Да и нельзя сказать, что он несчастлив. Нелюбимый, но любящий («я умел только лепить и любить»), скульптор оттого-то, может быть, и счастлив, что, согретый добродушием уличной сценки, он теперь видит все вокруг себя словно обволокнутым любовью: и морщинистое лицо лотошницы, и сморщенную пенку, свисающую с края чашки, и вагон трамвая, в котором он едет домой, и вообще всякое встретившееся впечатление. Противоположность «Ужасу» здесь явная и полная, и в ней заключается, может быть, одно из глубоко зарытых верований Набокова, которое трудно добыть непосредственно из его художественных сочинений, но можно вывести при помощи разного рода вспомогательных построений, а также позднейших его предисловий, послесловий и комментариев.

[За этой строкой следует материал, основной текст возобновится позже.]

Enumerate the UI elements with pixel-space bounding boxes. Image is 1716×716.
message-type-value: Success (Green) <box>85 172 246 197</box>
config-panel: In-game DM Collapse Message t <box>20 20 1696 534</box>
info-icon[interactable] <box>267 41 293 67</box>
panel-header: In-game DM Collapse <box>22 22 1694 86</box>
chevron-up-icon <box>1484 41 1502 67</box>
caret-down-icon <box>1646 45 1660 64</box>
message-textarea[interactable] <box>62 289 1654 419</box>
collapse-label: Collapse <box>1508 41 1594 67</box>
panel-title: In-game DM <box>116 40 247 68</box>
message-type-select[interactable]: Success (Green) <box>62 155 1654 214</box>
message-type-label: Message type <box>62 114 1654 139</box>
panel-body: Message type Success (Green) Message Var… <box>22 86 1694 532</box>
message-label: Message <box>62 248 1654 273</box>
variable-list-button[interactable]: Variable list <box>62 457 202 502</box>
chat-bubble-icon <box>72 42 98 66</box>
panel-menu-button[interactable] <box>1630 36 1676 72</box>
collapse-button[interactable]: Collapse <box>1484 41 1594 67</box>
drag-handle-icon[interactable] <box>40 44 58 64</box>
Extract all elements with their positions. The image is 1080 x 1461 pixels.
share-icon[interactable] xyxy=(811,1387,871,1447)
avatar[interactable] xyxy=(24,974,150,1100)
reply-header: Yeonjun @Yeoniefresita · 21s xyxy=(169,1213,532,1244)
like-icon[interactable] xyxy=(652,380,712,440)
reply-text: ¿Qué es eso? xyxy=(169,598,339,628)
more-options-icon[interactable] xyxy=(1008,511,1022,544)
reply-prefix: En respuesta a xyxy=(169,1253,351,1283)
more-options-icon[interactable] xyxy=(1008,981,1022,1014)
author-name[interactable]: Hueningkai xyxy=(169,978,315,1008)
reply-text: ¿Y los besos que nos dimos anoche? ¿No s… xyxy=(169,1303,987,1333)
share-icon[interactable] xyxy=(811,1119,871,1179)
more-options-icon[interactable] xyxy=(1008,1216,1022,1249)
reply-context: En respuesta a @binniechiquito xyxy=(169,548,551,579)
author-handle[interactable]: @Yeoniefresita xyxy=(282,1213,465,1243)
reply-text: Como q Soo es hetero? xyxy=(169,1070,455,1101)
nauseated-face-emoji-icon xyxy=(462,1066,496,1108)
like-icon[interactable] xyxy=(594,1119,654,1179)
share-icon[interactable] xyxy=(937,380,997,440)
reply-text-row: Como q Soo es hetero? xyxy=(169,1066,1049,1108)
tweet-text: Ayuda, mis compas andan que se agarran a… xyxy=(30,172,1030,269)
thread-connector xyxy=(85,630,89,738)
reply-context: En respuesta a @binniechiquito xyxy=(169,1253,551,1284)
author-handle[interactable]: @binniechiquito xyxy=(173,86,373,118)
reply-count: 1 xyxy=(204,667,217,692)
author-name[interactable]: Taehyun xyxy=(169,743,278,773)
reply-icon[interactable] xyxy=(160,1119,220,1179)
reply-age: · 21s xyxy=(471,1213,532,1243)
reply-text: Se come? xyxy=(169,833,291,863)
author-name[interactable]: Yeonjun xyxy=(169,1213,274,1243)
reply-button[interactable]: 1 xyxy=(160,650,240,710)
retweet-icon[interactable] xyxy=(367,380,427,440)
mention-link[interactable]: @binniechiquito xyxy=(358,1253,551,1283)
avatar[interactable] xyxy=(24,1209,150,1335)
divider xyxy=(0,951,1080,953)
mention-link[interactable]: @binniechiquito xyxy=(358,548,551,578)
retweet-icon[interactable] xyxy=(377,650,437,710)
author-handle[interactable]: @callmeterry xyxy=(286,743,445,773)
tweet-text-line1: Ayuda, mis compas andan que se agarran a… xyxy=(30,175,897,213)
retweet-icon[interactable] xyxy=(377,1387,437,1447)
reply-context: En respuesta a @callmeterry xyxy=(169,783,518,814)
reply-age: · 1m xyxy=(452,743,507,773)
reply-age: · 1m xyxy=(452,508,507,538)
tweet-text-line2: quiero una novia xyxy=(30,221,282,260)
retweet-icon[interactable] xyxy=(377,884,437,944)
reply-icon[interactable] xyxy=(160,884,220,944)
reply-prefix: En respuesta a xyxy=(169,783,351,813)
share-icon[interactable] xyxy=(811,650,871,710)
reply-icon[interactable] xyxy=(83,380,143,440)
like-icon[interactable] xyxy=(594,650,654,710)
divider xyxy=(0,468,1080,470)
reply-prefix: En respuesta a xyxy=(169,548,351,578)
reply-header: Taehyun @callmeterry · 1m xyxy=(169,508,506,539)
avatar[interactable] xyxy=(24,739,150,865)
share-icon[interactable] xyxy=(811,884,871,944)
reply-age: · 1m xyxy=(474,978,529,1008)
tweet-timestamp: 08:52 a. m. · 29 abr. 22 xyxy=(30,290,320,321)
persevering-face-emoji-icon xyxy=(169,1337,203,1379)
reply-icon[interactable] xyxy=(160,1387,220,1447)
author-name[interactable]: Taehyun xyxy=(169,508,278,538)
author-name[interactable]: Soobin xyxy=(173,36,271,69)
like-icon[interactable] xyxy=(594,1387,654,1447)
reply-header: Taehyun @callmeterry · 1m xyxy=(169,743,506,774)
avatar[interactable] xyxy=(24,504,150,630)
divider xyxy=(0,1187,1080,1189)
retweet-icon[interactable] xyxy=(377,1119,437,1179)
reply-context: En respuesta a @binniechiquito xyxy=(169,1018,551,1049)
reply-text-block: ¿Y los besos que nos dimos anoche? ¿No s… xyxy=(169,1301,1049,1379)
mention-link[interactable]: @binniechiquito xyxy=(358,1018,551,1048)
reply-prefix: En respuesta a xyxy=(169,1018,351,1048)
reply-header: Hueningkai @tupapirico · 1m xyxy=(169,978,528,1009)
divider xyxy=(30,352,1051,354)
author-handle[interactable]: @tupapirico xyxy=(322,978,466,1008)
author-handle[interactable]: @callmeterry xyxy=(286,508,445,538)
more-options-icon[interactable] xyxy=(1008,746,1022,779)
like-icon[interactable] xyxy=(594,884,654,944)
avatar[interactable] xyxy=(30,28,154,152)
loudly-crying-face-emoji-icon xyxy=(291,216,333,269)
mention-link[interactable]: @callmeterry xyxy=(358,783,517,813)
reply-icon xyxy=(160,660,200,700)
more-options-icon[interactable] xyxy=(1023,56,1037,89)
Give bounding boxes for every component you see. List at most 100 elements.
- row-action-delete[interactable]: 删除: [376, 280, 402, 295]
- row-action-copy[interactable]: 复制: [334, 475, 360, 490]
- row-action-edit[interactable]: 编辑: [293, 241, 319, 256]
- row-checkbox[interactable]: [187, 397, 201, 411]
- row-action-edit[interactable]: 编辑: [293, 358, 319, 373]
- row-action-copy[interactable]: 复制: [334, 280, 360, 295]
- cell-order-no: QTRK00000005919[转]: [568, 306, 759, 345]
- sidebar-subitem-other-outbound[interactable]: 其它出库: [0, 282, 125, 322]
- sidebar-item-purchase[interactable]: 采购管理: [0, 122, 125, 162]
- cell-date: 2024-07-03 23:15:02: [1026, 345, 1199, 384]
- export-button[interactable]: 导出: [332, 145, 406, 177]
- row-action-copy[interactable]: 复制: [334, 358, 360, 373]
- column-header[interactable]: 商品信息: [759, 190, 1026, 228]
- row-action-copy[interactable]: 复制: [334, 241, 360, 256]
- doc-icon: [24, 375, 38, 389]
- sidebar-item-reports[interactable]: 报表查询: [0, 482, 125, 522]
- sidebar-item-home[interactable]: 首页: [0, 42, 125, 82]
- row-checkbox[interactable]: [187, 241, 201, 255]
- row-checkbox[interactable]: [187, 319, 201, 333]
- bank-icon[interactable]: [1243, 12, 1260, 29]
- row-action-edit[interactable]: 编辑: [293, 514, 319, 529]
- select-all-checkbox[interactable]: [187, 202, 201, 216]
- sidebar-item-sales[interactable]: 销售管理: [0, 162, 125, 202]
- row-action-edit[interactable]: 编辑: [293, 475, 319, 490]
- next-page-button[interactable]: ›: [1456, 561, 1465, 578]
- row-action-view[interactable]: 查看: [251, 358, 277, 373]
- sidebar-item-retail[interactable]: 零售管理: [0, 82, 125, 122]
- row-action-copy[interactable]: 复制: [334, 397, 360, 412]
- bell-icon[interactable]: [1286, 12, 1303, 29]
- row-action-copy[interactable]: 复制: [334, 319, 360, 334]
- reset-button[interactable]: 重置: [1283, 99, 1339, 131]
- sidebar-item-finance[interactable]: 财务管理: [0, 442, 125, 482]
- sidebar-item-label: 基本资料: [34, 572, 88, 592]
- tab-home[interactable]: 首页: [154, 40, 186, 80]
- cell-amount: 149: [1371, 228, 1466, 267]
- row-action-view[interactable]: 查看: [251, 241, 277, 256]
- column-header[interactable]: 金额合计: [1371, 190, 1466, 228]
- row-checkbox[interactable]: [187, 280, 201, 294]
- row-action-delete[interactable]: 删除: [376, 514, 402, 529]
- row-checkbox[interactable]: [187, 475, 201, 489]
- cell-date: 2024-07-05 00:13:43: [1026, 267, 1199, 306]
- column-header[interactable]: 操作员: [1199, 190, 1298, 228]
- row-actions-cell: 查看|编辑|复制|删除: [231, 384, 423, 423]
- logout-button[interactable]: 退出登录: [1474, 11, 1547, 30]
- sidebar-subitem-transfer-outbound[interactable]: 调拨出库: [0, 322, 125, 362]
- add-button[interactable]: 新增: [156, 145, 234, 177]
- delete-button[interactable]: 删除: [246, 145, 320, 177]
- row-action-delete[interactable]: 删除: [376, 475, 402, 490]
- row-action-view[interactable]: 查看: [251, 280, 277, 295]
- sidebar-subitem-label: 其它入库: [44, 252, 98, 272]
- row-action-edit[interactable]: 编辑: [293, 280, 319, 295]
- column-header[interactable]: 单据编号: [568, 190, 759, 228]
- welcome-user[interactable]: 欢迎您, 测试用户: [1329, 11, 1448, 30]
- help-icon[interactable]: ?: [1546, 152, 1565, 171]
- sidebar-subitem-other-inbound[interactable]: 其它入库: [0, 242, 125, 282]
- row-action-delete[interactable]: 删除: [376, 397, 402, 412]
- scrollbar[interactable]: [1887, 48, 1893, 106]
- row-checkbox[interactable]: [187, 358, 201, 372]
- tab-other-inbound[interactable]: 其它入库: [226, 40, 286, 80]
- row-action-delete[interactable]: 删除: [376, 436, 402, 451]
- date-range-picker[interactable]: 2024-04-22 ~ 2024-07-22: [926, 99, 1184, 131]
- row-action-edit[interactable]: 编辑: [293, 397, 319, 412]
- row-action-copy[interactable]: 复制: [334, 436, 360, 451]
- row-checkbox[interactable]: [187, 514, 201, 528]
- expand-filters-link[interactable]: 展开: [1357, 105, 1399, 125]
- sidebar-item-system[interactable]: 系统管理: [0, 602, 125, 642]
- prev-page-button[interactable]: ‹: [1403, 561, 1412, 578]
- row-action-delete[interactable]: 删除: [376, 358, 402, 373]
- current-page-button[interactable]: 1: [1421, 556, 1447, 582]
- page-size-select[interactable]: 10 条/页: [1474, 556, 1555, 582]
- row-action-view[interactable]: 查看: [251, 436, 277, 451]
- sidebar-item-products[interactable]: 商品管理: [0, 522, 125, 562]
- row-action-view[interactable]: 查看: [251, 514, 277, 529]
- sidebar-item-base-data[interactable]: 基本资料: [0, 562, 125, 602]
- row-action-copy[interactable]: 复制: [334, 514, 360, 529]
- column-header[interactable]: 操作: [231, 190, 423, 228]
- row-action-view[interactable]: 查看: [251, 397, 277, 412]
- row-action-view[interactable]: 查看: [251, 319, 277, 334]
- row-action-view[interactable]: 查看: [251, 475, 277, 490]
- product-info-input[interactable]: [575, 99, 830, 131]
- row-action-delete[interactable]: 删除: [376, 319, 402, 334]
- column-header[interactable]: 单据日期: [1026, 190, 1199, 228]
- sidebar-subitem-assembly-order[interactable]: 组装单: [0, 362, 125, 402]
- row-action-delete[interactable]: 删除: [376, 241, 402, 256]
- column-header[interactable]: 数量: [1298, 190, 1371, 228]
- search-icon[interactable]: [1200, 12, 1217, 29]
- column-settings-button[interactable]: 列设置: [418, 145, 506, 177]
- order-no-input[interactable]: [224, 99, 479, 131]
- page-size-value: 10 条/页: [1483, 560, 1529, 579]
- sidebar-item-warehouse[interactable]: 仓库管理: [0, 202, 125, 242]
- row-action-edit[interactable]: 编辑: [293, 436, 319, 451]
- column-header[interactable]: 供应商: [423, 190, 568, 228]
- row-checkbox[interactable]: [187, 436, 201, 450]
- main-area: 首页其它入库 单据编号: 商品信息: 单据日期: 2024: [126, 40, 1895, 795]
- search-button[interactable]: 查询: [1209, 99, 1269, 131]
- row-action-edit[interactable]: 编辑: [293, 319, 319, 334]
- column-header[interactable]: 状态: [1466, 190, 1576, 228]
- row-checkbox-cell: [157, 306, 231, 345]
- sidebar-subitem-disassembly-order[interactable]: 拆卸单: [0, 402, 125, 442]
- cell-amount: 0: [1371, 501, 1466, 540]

Набоков, надо полагать, верил в исходную благость творения, в неистребимую доброкачественность земного бытия и в конечную благость его предназначения. И вера эта, не поколебленная превратностями жизни и характера, есть подлежащее всех его романов — первый из которых не был написан и назывался «Счастье», а последний, недописанный, в черновых вариантах назывался
В «Ужасе» внезапное изъятие любви превращает мир, на взгляд обомлевшего наблюдателя, в чудовищный паноптикон пустых оболочек, мертвых личин и всякой «мерзистенции», как сказал бы какой-нибудь частный поверенный у Чехова. Мир этот безобразен, обезображен. Любовь как упорядочивающая, образующая и движущая сила творит образы по своему подобию, созидает облики, отвечающие непостижимым парадигмам благовидности и благостности. «Красиво то, что радует глаз», — сказал Фома Аквинский, но ничто не радует измученного ужасом и безсонницей страдальца, покуда любовное сострадание не возвращается в его душу в конце разсказа. До тех же пор он видит вещи и лица сбросившими свои категорические тождества, так что ничто не принадлежит своей семье, и, таким образом, ничто не может быть узнано. И в то же самое время, в этом до безумия правильном противоречии все личные различия исчезают и все лица похожи друг на друга, как черепа.
Итак, в одном случае мы видим избыточную любовь, благодаря обилию которой все на свете улыбается несчастливому, казалось бы, скульптору, а в другом крайнее ее умаление (но не полное отсутствие, при котором никакая жизнь невозможна), и тогда все вокруг повествователя отталкивает его, отвращает его и отвращается от него. Этот ужас, довольно неудачно именуемый «экзистенциальным», возникает от созерцания твари облупленной, лишенной образа и покрова, понимаемой механически (а не органически), невдохновленной, непросвещенной, словно человек уже осужден и проклят и брошен во внешнюю тьму. Эта обнаженность вещей в «Ужасе» весьма характерна для Набокова. В «Пнине» хорошо осведомленный разсказчик N. сообщает нам о прямой и обратной связи смерти и разоблачения. В «Благости» же, напротив, любовь пеленает всякое явление, всякую подробность, от пасмурной и холодной погоды до кисеи молочной пенки, облачает всякую вещь в одежды, специально для нее скроенные и одновременно соразмерные и сообразные со всеми другими. Среди других причин, по которым Набоков питал такое неизбывное и искреннее отвращение к фрейдистике, одной из менее очевидных была ее страсть к разоблачению и расчленению («анализ»), что неизбежно ведет к душевредительству, к приобретаемому на всю жизнь пороку сердца; гуру-авгуры безсознательного и подсознательного совершенно пренебрегают любовью в понимании дантовского скалолаза или набоковского ваятеля. Фрейдизм принимает и представляет жизнь именно так и такой, как и какой ее видел бедный повествователь «Ужаса»: оголенной и разсеченной до мозга костей (увешанных гроздьями «комплексов»), безформенной и безликой, запущенной и омерзительной.
2.
Свой лучший роман о любви Набоков назвал «Убедительное доказательство». Он начинается знаменитой фразой о колыбели, качающейся над бездной: «Заглушая шепот вдохновенных суеверий, здравый смысл говорит нам, что жизнь — только щель слабого света между двумя идеально черными вечностями». Набоков всегда предпочитал шепот частных суеверий громкоговорителю здравого смысла. И книга его воспоминаний служит прекрасным тому доказательством. Он начинает ее описанием своих многочисленных попыток пробить брешь в твердой сфере, в которую заключено сознание человека: «Сколько раз я чуть не вывихивал разума, стараясь высмотреть малейший луч личного среди безличной тьмы по оба предела жизни! …Я забирался мыслью в серую от звезд даль — но ладонь скользила все по той же совершенно непроницаемой глади».
В английских изданиях вместо ладони — до крови разбитый кулак. «Кажется, кроме самоубийства, я перепробовал все выходы».